Both state insurance regulators and corporate treasurers "are moving away" from enforcement actions against insurers, i.e., imposing huge fines and dictates on use of the Social Security Death Master File (DMF), on unclaimed property issues, a lawyer and former insurance commissioner says.
Instead, "most of the focus is on legislation at this time," said Mary Jo Hudson, a former Ohio insurance director and a partner at Bailey Cavalieri LLC, in Columbus. Hudson made her comments at a panel discussion Sunday on unclaimed property that was part of the annual conference of the American Council of Life Insurers. It is being held at the JW Marriott Hotel in downtown Washington, D.C.
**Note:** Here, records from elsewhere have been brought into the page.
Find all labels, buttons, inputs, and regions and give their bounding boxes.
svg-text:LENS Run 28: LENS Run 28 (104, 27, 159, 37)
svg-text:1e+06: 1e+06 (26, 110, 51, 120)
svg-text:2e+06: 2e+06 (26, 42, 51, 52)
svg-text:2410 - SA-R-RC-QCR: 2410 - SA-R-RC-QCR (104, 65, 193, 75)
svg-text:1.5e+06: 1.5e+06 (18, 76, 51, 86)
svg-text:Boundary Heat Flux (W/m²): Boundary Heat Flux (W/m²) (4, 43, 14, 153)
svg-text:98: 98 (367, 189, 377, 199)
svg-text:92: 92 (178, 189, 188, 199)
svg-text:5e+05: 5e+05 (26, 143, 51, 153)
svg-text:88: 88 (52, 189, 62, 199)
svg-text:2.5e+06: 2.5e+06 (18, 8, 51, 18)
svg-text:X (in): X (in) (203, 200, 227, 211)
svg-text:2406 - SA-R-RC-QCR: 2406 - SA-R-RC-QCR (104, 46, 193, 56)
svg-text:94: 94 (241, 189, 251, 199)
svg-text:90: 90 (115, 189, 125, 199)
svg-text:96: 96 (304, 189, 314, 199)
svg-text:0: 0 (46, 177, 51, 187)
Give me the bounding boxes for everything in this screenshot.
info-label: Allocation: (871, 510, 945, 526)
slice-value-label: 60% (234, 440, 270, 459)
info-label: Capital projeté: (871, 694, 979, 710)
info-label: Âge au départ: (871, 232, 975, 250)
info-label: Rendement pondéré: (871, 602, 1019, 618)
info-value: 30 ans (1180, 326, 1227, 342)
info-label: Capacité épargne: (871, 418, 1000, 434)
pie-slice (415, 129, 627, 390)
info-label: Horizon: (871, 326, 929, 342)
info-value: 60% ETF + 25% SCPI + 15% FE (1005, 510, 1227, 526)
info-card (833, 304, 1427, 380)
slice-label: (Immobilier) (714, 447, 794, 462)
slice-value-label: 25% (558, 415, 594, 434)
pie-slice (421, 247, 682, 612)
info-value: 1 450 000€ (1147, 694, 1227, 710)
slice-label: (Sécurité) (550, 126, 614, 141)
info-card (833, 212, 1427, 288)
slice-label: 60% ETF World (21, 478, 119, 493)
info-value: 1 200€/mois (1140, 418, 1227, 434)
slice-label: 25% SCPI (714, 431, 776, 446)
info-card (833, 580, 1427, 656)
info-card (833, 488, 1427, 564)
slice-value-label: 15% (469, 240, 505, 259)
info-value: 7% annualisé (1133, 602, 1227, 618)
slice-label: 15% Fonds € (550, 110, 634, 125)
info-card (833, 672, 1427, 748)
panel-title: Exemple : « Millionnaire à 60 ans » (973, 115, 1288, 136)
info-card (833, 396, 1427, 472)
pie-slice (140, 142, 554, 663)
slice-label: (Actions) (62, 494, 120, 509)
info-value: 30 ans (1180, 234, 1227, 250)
Hudson said that there "are a couple of cases going on and the active cases involve larger companies," but, in general, "most of the insurance departments have pulled back from enforcement."
"Likewise, the unclaimed property regulators, the treasurers, have pulled back as well," she said. But, Hudson said, that pullback does not disguise the fact that the wholesale enforcement actions constitute "a dark period for insurance regulation, a very, very rough time."
That period, dating from 2009, saw enforcement actions by state insurance regulators based on allegations that use of the DMF "asymmetrically," that is, its use by insurers only to determine if someone has died in order to end payments under guaranty riders in variable annuity contracts constitutes a deceptive practices and mandates that insurers use the DMF frequently to determine whether a policyholder has died.
At no time, said Hudson directly and in a paper she co-authored from the American Council of Life Insurers has "the insured's date of death been used or even considered as an alternative dormancy trigger," that is, a mandate for the insurer to turn over the proceeds to a state under unclaimed property laws.
Likewise, she said, "no insurance code provision has required life insurers to affirmatively seek to determine whether or not their insureds were deceased for unclaimed property due diligence or reporting purposes."
"The background," explained George Keiser, a Republican state legislator from North Dakota and another panelist, is that in 2008 and 2009, "most states were in financial difficulty, there were proprietary programs and all, and the companies that developers those programs went to the state treasurers and said, 'we can generate a lot of money for your state'," Keiser said.
He added that, "And those state treasurers ran to the governors, and the governors said, 'my goodness, there is a gold mine out there you need to mine it; go after it'. That is what really started the process."
As a key player in the National Conference of Insurance Legislators (NCOIL), Keiser is playing a role in the current NCOIL effort to revise the Unclaimed Property Benefits Act model law NCOIL developed several years and which has been acted fully or in revised form in 16 states.